Monday, June 17, 2013

Ian James on a Difference between Analytic and Continental Philosophy

Concerning my prior post on the differences between continental and analytic philosophy, Richard Marshall's review of Ian James' The New French Philosophy gives an accurate and fair depiction:

He [James] continues: ‘Continental philosophies of experience try to probe beneath the concepts of everyday experience to discover the meanings that underlie them, to think the conditions for the possibility of our concepts. By contrast, continental philosophies of imagination try to think beyond those concepts, to, in some sense, think what is impossible.’ Gutting thinks there is a substantial distinction to be made between continental and analytic philosophy and in the course of defending this now contested view he writes that ‘…analytic philosophy reads experience in terms of common-sense intuitions (often along with their developments and transformations in science) and understands reason in terms of formal logic. Continental philosophy, by contrast, typically sees experience as penetrating beyond the veneer of common-sense and science, and regards reason as more a matter of intellectual imagination than deductive rigor.’ If this is right then my disbelief in the causal efficacy of an absent ontology is merely a defect of my intellectual imagination! Well, whatever you might think about this, Gutting’s comments helpfully contextualise the new French philosophers that James writes about.


When an analytic philosopher asks me to, or tells me that I "appeal to your intuitions," I am always amused, because appealing to one's intuitions is anti-philosophical from a continental point of view. My reasons are similar to James', and a common thread in continental philosophy: intuitions are a relatively arbitrary product of culture, something that philosophy and social science has noted for centuries, and thus the methodological appeal to intuitions is almost worthless. Common intuitions are precisely what we are to overcome, and analytic philosophy acknowledges this in its talk of "just-so stories" or "folk theories," yet grasps in one hand what it denies in the other. This is a pervasive, but not total, problem. Hence, when I pick up this year's catalogue of philosophical publications from Oxford Press and see continental philosophy labeled "philosophy of culture" (read: not serious), I cannot help but feel slapped in the face. Insomuch as culture is an irreducible ground for meaningful thought, yes, continental and also americanist philosophy will be very concerned with it. Though not in the same way, for instance, continental tends to focus on "discursive practices" (more passé now), whereas pragmatism focused on "habits" in its cosmic, physical, and physiological connotations (not narrowly behaviorial or linguistic).
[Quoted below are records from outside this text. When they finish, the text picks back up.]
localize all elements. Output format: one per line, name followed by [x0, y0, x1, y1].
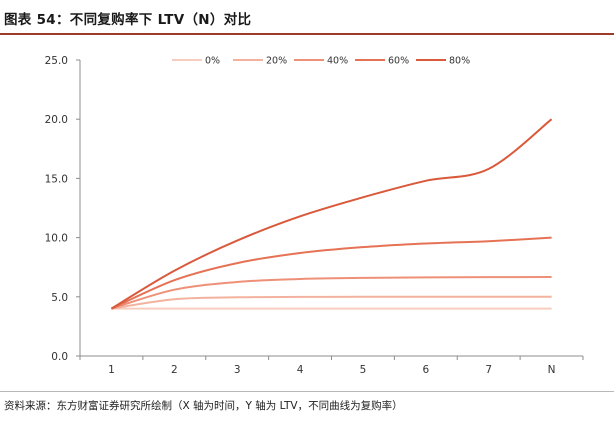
x-tick-label: 2: [171, 364, 178, 376]
legend-label: 80%: [449, 56, 470, 67]
series-line: [111, 276, 552, 310]
legend-label: 40%: [327, 56, 348, 67]
chart-series: [110, 118, 553, 310]
series-line: [111, 295, 552, 310]
y-tick-label: 20.0: [45, 114, 68, 126]
y-tick-label: 15.0: [45, 173, 68, 185]
x-tick-label: 5: [360, 364, 367, 376]
source-rule: [0, 391, 614, 392]
x-tick-label: 7: [485, 364, 492, 376]
legend-label: 0%: [205, 56, 220, 67]
series-line: [110, 118, 553, 310]
figure-title: 图表 54：不同复购率下 LTV（N）对比: [4, 12, 252, 28]
y-tick-label: 25.0: [45, 55, 68, 67]
series-line: [110, 236, 552, 310]
x-tick-label: 3: [234, 364, 241, 376]
x-tick-label: N: [548, 364, 556, 376]
y-tick-label: 0.0: [51, 351, 68, 363]
legend-label: 20%: [266, 56, 287, 67]
title-rule: [0, 33, 614, 35]
chart-legend: 0% 20% 40% 60% 80%: [172, 56, 470, 67]
x-tick-label: 4: [297, 364, 304, 376]
x-tick-label: 1: [108, 364, 115, 376]
legend-label: 60%: [388, 56, 409, 67]
x-tick-label: 6: [422, 364, 429, 376]
source-note: 资料来源：东方财富证券研究所绘制（X 轴为时间，Y 轴为 LTV，不同曲线为复购…: [4, 400, 403, 412]
ltv-line-chart: 0.0 5.0 10.0 15.0 20.0 25.0 1 2 3 4 5 6 7 N 0% 20% 40% 6…: [45, 55, 584, 376]
chart-axes: 0.0 5.0 10.0 15.0 20.0 25.0 1 2 3 4 5 6 7 N: [45, 55, 584, 376]
y-tick-label: 5.0: [51, 292, 68, 304]
y-tick-label: 10.0: [45, 233, 68, 245]
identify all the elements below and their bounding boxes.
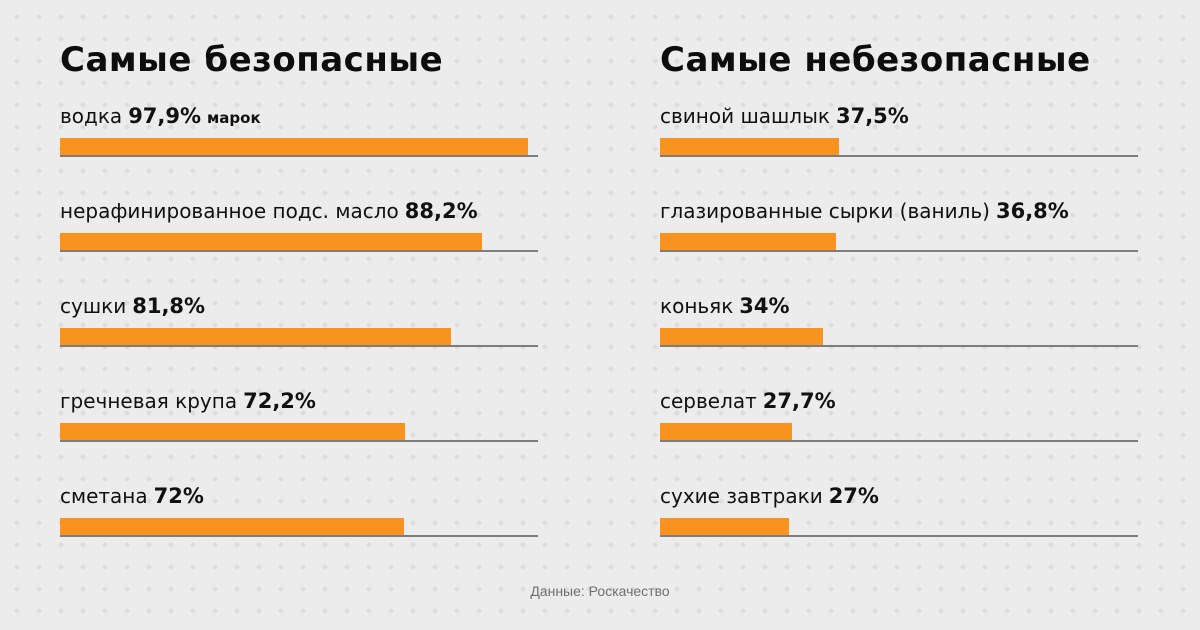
value-label: 27,7% [762, 389, 836, 413]
value-label: 27% [828, 484, 879, 508]
bar [60, 138, 528, 155]
bar-track [660, 155, 1138, 157]
bar-track [60, 155, 538, 157]
bar-row: свиной шашлык 37,5% [660, 100, 1140, 160]
category-label: гречневая крупа [60, 389, 238, 413]
bar-track [660, 250, 1138, 252]
category-label: свиной шашлык [660, 104, 830, 128]
category-label: сметана [60, 484, 148, 508]
category-label: нерафинированное подс. масло [60, 199, 399, 223]
bar-track [60, 535, 538, 537]
bar-label: коньяк 34% [660, 290, 790, 322]
bar-label: водка 97,9% марок [60, 100, 261, 132]
bar-label: гречневая крупа 72,2% [60, 385, 316, 417]
bar-row: сервелат 27,7% [660, 385, 1140, 445]
bar [60, 233, 482, 250]
chart-title-safest: Самые безопасные [60, 40, 444, 80]
bar [60, 518, 404, 535]
bar [660, 518, 789, 535]
bar-row: коньяк 34% [660, 290, 1140, 350]
bar-row: глазированные сырки (ваниль) 36,8% [660, 195, 1140, 255]
bar-track [60, 250, 538, 252]
bar [660, 423, 792, 440]
bar-row: водка 97,9% марок [60, 100, 540, 160]
category-label: водка [60, 104, 123, 128]
bar-label: свиной шашлык 37,5% [660, 100, 909, 132]
bar-track [660, 535, 1138, 537]
bar [660, 328, 823, 345]
value-label: 72% [153, 484, 204, 508]
bar-label: сушки 81,8% [60, 290, 205, 322]
bar [660, 138, 839, 155]
bar [660, 233, 836, 250]
bar-row: сушки 81,8% [60, 290, 540, 350]
bar-row: сметана 72% [60, 480, 540, 540]
value-label: 97,9% [128, 104, 202, 128]
bar-label: сметана 72% [60, 480, 204, 512]
bar-track [60, 345, 538, 347]
bar-label: сухие завтраки 27% [660, 480, 879, 512]
bar-track [660, 345, 1138, 347]
bar-row: гречневая крупа 72,2% [60, 385, 540, 445]
value-label: 88,2% [404, 199, 478, 223]
value-label: 72,2% [243, 389, 316, 413]
category-label: коньяк [660, 294, 734, 318]
value-label: 81,8% [132, 294, 206, 318]
bar-track [60, 440, 538, 442]
value-label: 37,5% [835, 104, 909, 128]
category-label: сервелат [660, 389, 757, 413]
category-label: глазированные сырки (ваниль) [660, 199, 990, 223]
value-suffix: марок [207, 109, 261, 127]
bar-label: глазированные сырки (ваниль) 36,8% [660, 195, 1069, 227]
value-label: 36,8% [995, 199, 1069, 223]
category-label: сухие завтраки [660, 484, 823, 508]
bar-label: нерафинированное подс. масло 88,2% [60, 195, 478, 227]
bar [60, 328, 451, 345]
bar-label: сервелат 27,7% [660, 385, 836, 417]
value-label: 34% [739, 294, 790, 318]
category-label: сушки [60, 294, 127, 318]
chart-title-unsafest: Самые небезопасные [660, 40, 1091, 80]
data-source: Данные: Роскачество [530, 583, 670, 599]
bar-row: сухие завтраки 27% [660, 480, 1140, 540]
bar-track [660, 440, 1138, 442]
bar [60, 423, 405, 440]
bar-row: нерафинированное подс. масло 88,2% [60, 195, 540, 255]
Moreover, whereas materiality is a recent focus on continental, it was a ground-floor concern since at least William James for pragmatism, and possibly earlier for Americanist thought more broadly. Hence, where many analytic philosophers begin, continental and pragmatist philosophers end. 

In discussions, I usually just "go with" the appeal to intuitions, because I've discovered that challenging them tends to be a show-stopper. But then, I run the risk of being called disingenuine if I disagree with that move latter in the conversation, especially since it's seen as so basic to "philosophy" for analytic philosophers. By the same token, an analytic philosophy may "get my goat" if I am asked what continuity or habit are, as those are such basic and difficult to explicate concepts. But in a good conversation, we try and learn.